IL-10 and TNFα are associated with decreased survival in low-risk pediatric acute myeloid leukemia; a children's oncology group report

Affiliations

IL-10 and TNFα are associated with decreased survival in low-risk pediatric acute myeloid leukemia; a children's oncology group report

Alexandra M Stevens et al. Pediatr Hematol Oncol. 2023 Mar.

Abstract

Pediatric acute myeloid leukemia (AML) is a devastating disease with a high risk of relapse. Current risk classification designates patients as high or low risk (LR) based on molecular features and therapy response. However, 30% of LR patients still suffer relapse, indicating a need for improvement in risk stratification. Cytokine levels, such as IL-6 and IL-10, have been shown to be prognostic in adult AML but have not been well studied in children. Previously, we reported elevated IL-6 levels in pediatric AML bone marrow to be associated with inferior prognosis.
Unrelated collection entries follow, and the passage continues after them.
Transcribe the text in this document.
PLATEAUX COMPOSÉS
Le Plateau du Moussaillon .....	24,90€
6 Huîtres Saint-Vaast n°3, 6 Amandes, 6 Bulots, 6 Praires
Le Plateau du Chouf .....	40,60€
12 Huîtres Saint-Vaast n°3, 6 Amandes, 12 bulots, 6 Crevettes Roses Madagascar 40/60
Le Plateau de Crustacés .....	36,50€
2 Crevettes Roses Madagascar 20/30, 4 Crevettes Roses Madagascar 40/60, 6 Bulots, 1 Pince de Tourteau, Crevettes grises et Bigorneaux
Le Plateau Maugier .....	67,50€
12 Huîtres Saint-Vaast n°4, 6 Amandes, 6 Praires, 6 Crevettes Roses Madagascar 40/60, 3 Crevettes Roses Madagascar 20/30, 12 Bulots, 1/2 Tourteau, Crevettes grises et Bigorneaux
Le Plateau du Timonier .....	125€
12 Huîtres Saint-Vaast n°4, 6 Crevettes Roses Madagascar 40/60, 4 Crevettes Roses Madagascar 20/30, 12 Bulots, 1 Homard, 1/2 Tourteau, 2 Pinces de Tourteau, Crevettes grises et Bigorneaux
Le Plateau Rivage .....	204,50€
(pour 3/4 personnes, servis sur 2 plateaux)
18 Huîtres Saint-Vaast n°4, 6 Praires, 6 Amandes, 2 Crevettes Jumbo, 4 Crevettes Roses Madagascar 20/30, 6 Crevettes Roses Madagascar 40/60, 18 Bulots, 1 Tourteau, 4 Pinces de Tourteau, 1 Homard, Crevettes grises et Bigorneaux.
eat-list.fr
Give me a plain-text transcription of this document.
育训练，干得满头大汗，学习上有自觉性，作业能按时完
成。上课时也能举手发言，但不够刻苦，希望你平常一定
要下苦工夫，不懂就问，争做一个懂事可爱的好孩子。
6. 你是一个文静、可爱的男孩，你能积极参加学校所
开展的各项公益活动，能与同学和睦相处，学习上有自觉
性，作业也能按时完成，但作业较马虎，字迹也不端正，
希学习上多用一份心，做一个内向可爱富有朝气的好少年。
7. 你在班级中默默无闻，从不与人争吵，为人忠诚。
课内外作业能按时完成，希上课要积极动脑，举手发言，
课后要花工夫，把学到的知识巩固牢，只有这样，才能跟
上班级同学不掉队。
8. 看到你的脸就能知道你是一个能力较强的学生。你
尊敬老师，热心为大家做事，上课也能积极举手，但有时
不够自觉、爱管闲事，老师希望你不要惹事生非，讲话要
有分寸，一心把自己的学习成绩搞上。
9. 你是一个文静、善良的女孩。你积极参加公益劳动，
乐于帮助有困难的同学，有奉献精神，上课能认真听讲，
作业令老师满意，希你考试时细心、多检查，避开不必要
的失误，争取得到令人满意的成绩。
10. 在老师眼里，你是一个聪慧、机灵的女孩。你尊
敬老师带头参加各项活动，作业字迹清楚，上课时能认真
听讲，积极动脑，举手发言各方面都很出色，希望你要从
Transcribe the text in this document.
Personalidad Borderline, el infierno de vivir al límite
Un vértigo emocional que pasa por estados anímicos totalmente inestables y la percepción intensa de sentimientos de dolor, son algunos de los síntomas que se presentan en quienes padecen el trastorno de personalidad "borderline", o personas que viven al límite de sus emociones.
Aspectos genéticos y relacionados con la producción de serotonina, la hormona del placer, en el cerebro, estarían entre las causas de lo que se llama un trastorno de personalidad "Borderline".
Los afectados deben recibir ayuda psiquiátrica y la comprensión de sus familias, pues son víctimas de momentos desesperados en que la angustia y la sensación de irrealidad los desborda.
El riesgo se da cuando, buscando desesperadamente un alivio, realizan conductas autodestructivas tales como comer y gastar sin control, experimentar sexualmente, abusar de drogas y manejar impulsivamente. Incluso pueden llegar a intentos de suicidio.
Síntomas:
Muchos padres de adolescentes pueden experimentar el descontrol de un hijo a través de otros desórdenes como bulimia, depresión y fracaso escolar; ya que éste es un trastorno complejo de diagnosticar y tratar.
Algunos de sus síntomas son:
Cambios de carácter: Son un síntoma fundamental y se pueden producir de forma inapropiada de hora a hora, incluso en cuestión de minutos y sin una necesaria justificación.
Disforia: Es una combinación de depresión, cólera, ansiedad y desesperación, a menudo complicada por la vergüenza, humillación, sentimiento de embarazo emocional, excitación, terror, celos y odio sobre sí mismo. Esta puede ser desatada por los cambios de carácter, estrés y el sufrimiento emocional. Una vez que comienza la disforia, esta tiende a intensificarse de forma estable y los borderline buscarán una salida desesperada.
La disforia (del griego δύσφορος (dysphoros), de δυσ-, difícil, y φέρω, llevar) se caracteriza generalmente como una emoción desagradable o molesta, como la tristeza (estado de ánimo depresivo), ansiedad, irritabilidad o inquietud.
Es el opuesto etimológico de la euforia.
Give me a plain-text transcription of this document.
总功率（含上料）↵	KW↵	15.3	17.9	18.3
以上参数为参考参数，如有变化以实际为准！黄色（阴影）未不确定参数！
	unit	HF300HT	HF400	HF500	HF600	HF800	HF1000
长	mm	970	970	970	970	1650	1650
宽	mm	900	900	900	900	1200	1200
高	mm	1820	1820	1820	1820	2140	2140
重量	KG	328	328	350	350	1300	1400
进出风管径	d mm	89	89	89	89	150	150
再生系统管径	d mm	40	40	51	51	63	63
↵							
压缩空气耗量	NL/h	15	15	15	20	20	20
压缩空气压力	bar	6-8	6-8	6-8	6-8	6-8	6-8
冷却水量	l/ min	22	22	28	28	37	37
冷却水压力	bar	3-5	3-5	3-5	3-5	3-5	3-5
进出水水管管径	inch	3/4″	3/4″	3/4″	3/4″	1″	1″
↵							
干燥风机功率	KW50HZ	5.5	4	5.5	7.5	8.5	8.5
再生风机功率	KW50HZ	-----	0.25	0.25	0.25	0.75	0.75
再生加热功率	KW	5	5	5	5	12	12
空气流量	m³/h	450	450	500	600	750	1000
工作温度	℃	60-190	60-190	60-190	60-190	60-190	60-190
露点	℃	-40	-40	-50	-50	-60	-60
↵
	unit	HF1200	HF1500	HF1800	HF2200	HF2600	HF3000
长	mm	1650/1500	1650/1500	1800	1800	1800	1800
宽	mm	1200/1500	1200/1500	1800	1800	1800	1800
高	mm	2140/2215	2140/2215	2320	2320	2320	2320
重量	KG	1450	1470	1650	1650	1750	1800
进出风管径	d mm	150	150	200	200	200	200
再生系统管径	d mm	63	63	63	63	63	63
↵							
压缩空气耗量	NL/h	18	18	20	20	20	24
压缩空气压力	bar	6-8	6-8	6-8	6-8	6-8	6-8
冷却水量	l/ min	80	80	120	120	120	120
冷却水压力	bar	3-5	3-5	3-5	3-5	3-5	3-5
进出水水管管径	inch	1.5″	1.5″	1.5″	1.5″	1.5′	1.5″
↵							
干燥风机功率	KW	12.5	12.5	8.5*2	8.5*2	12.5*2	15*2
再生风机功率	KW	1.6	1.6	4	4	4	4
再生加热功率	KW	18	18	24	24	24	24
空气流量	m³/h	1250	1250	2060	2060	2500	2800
Here, we expanded our investigation to assess cytokine levels in diagnostic peripheral blood plasma (PBP) of pediatric AML patients and determined correlation with outcome. Diagnostic PBP was obtained from 80 patients with LR AML enrolled on the Children's Oncology Group AAML1031 study and normal PBP from 11 controls. Cytokine levels were measured and correlation with clinical outcome was assessed. IL-6, TNFα, MIP-3a, and IL-1β were significantly higher in AML patients versus controls when corrected by the Bonferroni method. Furthermore, elevated TNFα and IL-10 were significantly associated with inferior outcomes. Our data demonstrate that in diagnostic PBP of LR pediatric AML patients, certain cytokine levels are elevated as compared to healthy controls and that elevated TNFα and IL-10 are associated with inferior outcomes, supporting the idea that an abnormal inflammatory state may predict poor outcomes. Studies are needed to determine the mechanisms by which these cytokines impact survival, and to further evaluate their use as prognostic biomarkers in pediatric AML.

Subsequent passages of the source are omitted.